Noteworthy Patch Tuesday Fixes From Microsoft For April 2025
This month’s safety updates addressed 11 critical-severity points. Of those, 5 vulnerabilities affected Microsoft Excel, 2 existed in Home windows Distant Desktop Providers, and 1 every in Home windows Hyper-V, Home windows Light-weight Listing Entry Protocol (LDAP), and Home windows TCP/IP.
In addition to, the replace consists of 110 vital severity vulnerabilities that might result in distant code execution (22), denial of service (14), privilege escalation (48), safety function bypass (9), data disclosure (16), and spoofing (1).
Essentially the most noteworthy of those flaws embody:
- CVE-2025-26670 (vital; CVSS 8.1): A use-after-free flaw in Light-weight Listing Entry Protocol (LDAP) Shopper permitting distant code execution from an unauthorized attacker over a community.
- CVE-2025-26686 (vital; CVSS 7.5): A distant code execution vulnerability that existed on account of delicate knowledge storage in improperly locked reminiscence in Home windows TCP/IP.
- CVE-2025-27740 (vital; CVSS 8.8): A privilege escalation vulnerability in Lively Listing Certificates Providers that might let an authenticated attacker manipulate accounts’ attributes and achieve area administrator privileges through ADCS certificates.
- CVE-2025-26669 (vital; CVSS 8.8): An out-of-bounds learn in Home windows Routing and Distant Entry Service (RRAS) that might let an unauthorized attacker learn parts of heap reminiscence and disclosure data over the community.

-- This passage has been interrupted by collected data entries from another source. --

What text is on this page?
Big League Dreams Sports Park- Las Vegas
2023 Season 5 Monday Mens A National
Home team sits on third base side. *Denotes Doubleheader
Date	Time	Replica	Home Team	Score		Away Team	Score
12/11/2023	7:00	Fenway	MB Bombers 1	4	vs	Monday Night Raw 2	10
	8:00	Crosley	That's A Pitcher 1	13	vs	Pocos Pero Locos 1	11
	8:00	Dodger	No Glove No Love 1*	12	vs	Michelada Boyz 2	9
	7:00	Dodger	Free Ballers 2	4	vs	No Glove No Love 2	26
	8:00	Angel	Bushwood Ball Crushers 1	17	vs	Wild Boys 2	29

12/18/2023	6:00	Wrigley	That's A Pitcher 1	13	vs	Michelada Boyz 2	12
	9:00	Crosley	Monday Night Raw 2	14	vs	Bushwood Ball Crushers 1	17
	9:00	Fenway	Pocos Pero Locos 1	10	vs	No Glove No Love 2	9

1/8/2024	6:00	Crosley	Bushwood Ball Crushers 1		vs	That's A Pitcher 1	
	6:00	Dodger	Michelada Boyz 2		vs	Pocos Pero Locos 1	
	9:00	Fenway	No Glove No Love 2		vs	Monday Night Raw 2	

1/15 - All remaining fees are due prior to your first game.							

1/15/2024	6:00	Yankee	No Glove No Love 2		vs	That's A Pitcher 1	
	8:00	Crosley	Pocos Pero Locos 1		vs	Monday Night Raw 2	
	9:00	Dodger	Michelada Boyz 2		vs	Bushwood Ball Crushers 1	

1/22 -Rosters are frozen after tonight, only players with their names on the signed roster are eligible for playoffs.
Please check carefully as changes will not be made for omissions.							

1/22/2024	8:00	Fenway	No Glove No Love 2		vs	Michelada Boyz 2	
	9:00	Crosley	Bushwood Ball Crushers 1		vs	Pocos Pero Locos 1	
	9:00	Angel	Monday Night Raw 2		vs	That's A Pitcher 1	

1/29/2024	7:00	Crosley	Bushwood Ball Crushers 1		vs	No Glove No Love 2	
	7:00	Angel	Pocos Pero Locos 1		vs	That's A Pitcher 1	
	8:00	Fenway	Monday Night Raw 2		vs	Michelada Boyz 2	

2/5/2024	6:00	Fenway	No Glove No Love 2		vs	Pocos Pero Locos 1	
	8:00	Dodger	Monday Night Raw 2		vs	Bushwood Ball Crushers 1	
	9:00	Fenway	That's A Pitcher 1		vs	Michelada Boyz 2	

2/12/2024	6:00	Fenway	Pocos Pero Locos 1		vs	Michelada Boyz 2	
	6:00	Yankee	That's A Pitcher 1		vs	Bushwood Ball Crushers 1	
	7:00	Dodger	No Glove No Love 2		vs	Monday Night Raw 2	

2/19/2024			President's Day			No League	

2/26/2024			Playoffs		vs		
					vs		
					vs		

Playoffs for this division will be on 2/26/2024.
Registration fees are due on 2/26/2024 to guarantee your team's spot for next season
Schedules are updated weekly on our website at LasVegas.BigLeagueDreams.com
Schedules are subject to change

An attacker may set off the flaw by tricking the sufferer consumer into sending a request to the malicious server, which, in return, would ship malicious knowledge resulting in arbitrary code execution.

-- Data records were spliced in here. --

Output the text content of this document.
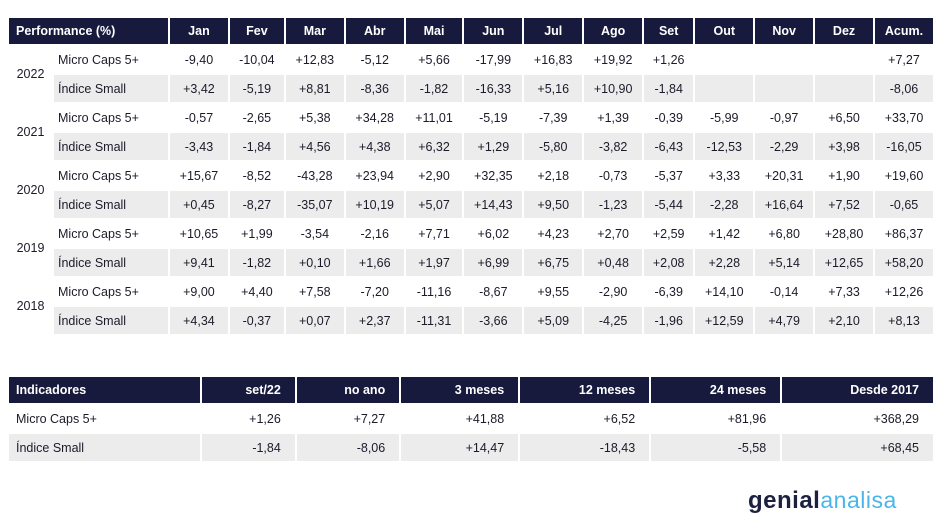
Performance (%)		Jan	Fev	Mar	Abr	Mai	Jun	Jul	Ago	Set	Out	Nov	Dez	Acum.
2022	Micro Caps 5+	-9,40	-10,04	+12,83	-5,12	+5,66	-17,99	+16,83	+19,92	+1,26				+7,27
	Índice Small	+3,42	-5,19	+8,81	-8,36	-1,82	-16,33	+5,16	+10,90	-1,84				-8,06
2021	Micro Caps 5+	-0,57	-2,65	+5,38	+34,28	+11,01	-5,19	-7,39	+1,39	-0,39	-5,99	-0,97	+6,50	+33,70
	Índice Small	-3,43	-1,84	+4,56	+4,38	+6,32	+1,29	-5,80	-3,82	-6,43	-12,53	-2,29	+3,98	-16,05
2020	Micro Caps 5+	+15,67	-8,52	-43,28	+23,94	+2,90	+32,35	+2,18	-0,73	-5,37	+3,33	+20,31	+1,90	+19,60
	Índice Small	+0,45	-8,27	-35,07	+10,19	+5,07	+14,43	+9,50	-1,23	-5,44	-2,28	+16,64	+7,52	-0,65
2019	Micro Caps 5+	+10,65	+1,99	-3,54	-2,16	+7,71	+6,02	+4,23	+2,70	+2,59	+1,42	+6,80	+28,80	+86,37
	Índice Small	+9,41	-1,82	+0,10	+1,66	+1,97	+6,99	+6,75	+0,48	+2,08	+2,28	+5,14	+12,65	+58,20
2018	Micro Caps 5+	+9,00	+4,40	+7,58	-7,20	-11,16	-8,67	+9,55	-2,90	-6,39	+14,10	-0,14	+7,33	+12,26
	Índice Small	+4,34	-0,37	+0,07	+2,37	-11,31	-3,66	+5,09	-4,25	-1,96	+12,59	+4,79	+2,10	+8,13
Indicadores	set/22	no ano	3 meses	12 meses	24 meses	Desde 2017
Micro Caps 5+	+1,26	+7,27	+41,88	+6,52	+81,96	+368,29
Índice Small	-1,84	-8,06	+14,47	-18,43	-5,58	+68,45
genialanalisa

- CVE-2025-26678 (vital; CVSS 8.4): A safety function bypass existed on account of improper entry management within the Home windows Defender Software Management, permitting assaults from an unauthorized adversary.
Exploiting the vulnerability may permit the attacker to win a race situation, additional resulting in distant code execution. Triggering this vulnerability merely required the attacker to ship maliciously.
Actively Exploited Zero-Day Fastened Too
With April Patch Tuesday, Microsoft mounted a critical zero-day vulnerability in Home windows Widespread Log File System Driver. Based on Microsoft’s advisory, a use-after-free flaw within the driver may permit elevated privileges to a licensed adversary, together with SYSTEM privileges.
This vulnerability acquired the CVE ID CVE-2025-29824 and a CVSS rating of seven.8. Whereas the vulnerability remained undisclosed, it caught the eye of menace actors earlier than a repair. Microsoft additionally confirmed detecting energetic exploitation makes an attempt of this flaw.
Whereas the patch has been launched for the most recent units, Home windows 10 methods nonetheless await a repair. As defined within the advisory, updates for Home windows 10 (for each x64-based Programs and 32-bit Programs) will probably be out there quickly. Till then, the units stay susceptible to the menace, requiring cautious use of methods from the customers. Alternatively, customers could select to improve their methods to Home windows 11 to obtain all safety updates promptly.
Tell us your ideas within the feedback.